The space carving approach to model acquisition is more appropriate for these applications than competing methods due to the generality of the scenes which may be reconstructed. Some of the competing methods limit the class of input images to those containing large numbers of particular features, or limit the class of scene shapes which may be reconstructed to those exhibiting particular properties. Space carving thus provides a means of generating three-dimensional models of scenes for a number of important applications, without the limitations of competing methods.

The space carving approach generates an initial reconstruction that envelops the object to be reconstructed. The surface of the reconstruction is then eroded at the points that are inconsistent with the input images. By repetition of this process a reconstruction emerges which is consistent with the input images. Points on the surface of the reconstruction are considered in turn by repeatedly passing a symbolic plane through scene space.

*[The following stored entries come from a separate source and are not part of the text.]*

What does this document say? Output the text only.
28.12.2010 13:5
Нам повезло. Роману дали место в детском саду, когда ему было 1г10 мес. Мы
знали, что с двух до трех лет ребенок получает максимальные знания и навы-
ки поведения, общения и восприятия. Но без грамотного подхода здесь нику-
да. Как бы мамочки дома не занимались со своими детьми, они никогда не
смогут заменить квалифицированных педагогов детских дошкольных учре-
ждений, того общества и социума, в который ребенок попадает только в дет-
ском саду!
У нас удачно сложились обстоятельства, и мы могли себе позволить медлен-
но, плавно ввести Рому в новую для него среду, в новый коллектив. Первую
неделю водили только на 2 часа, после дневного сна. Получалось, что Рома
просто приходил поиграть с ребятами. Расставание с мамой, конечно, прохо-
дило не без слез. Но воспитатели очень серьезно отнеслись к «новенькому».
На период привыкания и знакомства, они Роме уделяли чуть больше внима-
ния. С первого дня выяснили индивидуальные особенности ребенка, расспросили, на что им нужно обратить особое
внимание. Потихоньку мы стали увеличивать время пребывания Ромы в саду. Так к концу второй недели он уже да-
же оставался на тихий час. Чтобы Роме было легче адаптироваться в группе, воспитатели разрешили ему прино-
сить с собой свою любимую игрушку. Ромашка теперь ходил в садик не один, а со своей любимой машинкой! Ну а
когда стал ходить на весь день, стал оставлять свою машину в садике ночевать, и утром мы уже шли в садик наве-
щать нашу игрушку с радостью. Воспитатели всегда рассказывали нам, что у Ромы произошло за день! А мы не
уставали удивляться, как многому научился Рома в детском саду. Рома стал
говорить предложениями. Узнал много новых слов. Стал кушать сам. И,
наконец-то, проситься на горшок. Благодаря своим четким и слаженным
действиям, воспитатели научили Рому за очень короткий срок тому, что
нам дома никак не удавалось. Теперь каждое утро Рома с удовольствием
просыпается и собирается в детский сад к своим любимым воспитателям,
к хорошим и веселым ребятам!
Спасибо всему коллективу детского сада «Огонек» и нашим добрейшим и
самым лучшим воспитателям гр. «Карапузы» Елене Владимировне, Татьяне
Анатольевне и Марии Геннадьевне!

Current space carving algorithms rely on dividing the scene into rectangular regions labelled voxels. At each pass the set of voxels on the surface of the proposed reconstruction must be determined and each of these voxels tested in order to calculate which cameras it would be visible to. Each surface voxel is then tested to determine whether it is consistent with the input images of the cameras to which it would be visible. Traversing the data-structure requires significant execution time, largely due to the manner in which the scene space is divided and the symbolic representation of this division. The voxel-based representation used in the state-of-the-art space-carving algorithm also suffers from the variation in resolution caused by the perspective projection of scene space into the images . Significantly more voxels are required to represent the space further away from a particular camera. Similarly, the resolution of voxel space is compromised for parts of the scene closest to the camera because a single voxel will map to multiple pixels. The proposed algorithm uses an image-based representation of scene space to avoid these limitations. Information representing the structure of the scene is attached to pixels in the image space. Consequently, the recoverable model resolution is coupled to that of the input images, thus achieving the most detailed reconstruction possible given the inputs. One of the advantages of this approach is that certain calculations involving this image-based representation may be carried out using operations implemented by commonly available graphics rendering hardware, thus achieving significant improvements in speed of execution.

Photo-consistency

The goal of space-carving based approaches to scene reconstruction is to recover scene shape from several images taken by calibrated cameras in the case where no assumptions are made about the scene or the relative orientation of the cameras . The methods do not require correspondence information but instead rely on testing the photo-consistency of scene points to generate a reconstruction. Space carving thus generates reconstructions which would reproduce the input images when re-projected into the original cameras. Such reconstructions are said to be photo-consistent with the input images.

The visibility problem

In order to be able to test photo-consistency we first need to be able to identify which parts of a proposed reconstruction would be visible in which cameras, and the point in the image at which they would appear. This has been labelled the visibility problem. A number of methods have been proposed to solve the visibility problem for space carving. The fundamental problem is that of discerning which elements of the model are occluded by other points in the scene in the view of a particular camera. This typically requires a search over the un-carved voxels, the order of which is quadratic in the number of scene elements. A number of alternative scene representations have been considered, but these representations generally shift the complexity to another area of the algorithm, or compromise the quality of the reconstruction. The same visibility challenge exists, however, when rendering an image of a three-dimensional scene. This is well understood within the field of computer graphics . We propose to utilise the corresponding hardware-based solutions to this problem.